Have you seen this book yet? The Postmistress? Pretty cover and a sort of Girl Power title don't you think? The Postmistress, a female, will be someone everyone in the town will have to deal with at some time, she will have authority over all things mail or will it turn out to be male? Hmmm... We shall see my floral chum.

The time is 1940-41 and the newly appointed Postmistress of Franklin, Cape Cod is 40 year old spinster Iris James. Iris sees herself as the very ethical bastion of order in a chaotic and disturbing world. Iris is not the only newcomer to this insulated and isolated town. There is also Emma Trask. An orphan, Emma is clinging to the hope that her marriage to Dr William Trask will bring her the family and sense of place and home that she has yearned for all her life.

Like most of the citizens in Franklin, Iris and Emma listen to the daily reports of Frankie Bard "somewhere in Europe" reporting on the war.
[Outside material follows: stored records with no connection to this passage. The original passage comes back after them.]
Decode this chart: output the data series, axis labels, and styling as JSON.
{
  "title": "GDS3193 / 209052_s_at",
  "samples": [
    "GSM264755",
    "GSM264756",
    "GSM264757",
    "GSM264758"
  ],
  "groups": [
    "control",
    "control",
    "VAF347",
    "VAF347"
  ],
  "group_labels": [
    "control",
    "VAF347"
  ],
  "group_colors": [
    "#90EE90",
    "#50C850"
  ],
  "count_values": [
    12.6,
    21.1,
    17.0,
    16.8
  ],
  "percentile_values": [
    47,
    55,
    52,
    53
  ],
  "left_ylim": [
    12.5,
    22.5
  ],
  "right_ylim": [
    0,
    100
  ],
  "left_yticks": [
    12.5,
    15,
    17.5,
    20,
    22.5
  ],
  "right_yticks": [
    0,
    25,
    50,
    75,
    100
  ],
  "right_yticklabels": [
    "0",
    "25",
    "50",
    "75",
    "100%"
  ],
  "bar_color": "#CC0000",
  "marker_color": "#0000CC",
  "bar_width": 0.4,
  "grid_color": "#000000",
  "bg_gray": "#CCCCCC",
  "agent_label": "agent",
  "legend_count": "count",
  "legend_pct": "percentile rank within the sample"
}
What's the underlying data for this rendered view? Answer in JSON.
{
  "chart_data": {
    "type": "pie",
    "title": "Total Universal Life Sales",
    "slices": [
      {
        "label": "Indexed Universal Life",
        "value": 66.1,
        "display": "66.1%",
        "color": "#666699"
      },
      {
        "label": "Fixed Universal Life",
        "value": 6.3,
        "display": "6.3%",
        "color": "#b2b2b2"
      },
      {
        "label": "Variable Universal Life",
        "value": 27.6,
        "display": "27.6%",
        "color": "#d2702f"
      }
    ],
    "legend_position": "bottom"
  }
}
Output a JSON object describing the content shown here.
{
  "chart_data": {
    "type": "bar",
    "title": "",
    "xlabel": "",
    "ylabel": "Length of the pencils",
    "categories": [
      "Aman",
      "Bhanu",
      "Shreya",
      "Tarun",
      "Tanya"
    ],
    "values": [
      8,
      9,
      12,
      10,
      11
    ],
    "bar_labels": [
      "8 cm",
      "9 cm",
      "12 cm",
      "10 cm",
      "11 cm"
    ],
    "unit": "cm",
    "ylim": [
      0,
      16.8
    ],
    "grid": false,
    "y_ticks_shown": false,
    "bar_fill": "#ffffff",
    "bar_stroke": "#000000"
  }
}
A privileged child, the war is Frankie's schooling. She is living on adrenaline. Frankie's horrific reports seem to polarize the town. Just as it was all across the U.S. at that time, Franklin is divided into the people who are sure we will never enter the war and the people who expect U-boats to lining the beach any second. It is after one of Frankie's reports, this time about about an orphaned child, that Will Trask decides he must volunteer and he goes to London to join up.

As attractive as the characters are they are not the most original part of the novel. The characters are likeable, clearly drawn and viewed with out sentiment, but they are hardly new. Ultimately however that doesn't matter. What carries the day here is storytelling. The author, Sarah Blake, has done a wonderful job with the plot of Postmistress. It's a perfect balance of tantalizing soap opera and hard edge subtleties. There are secrets, confessions, moral choices, chance meetings and the minutia of everyday life set against the backdrop of a war a world away and a war outside the window. This novel is also about information; who has it, how they desimate it, who believes it and are we ever justified in not sharing it.


I had read Blake's earlier novel, Grange House and thought it was splendid. Grange is another historical novel this time set in Maine in the late 1800's. It's a coming of age story told with great attention to detail, atmosphere and suspence. Between  Grange House and The Postmisstress I think Blake is a novelist to watch and enjoy. And. Either of her novels would be excellent for book groups.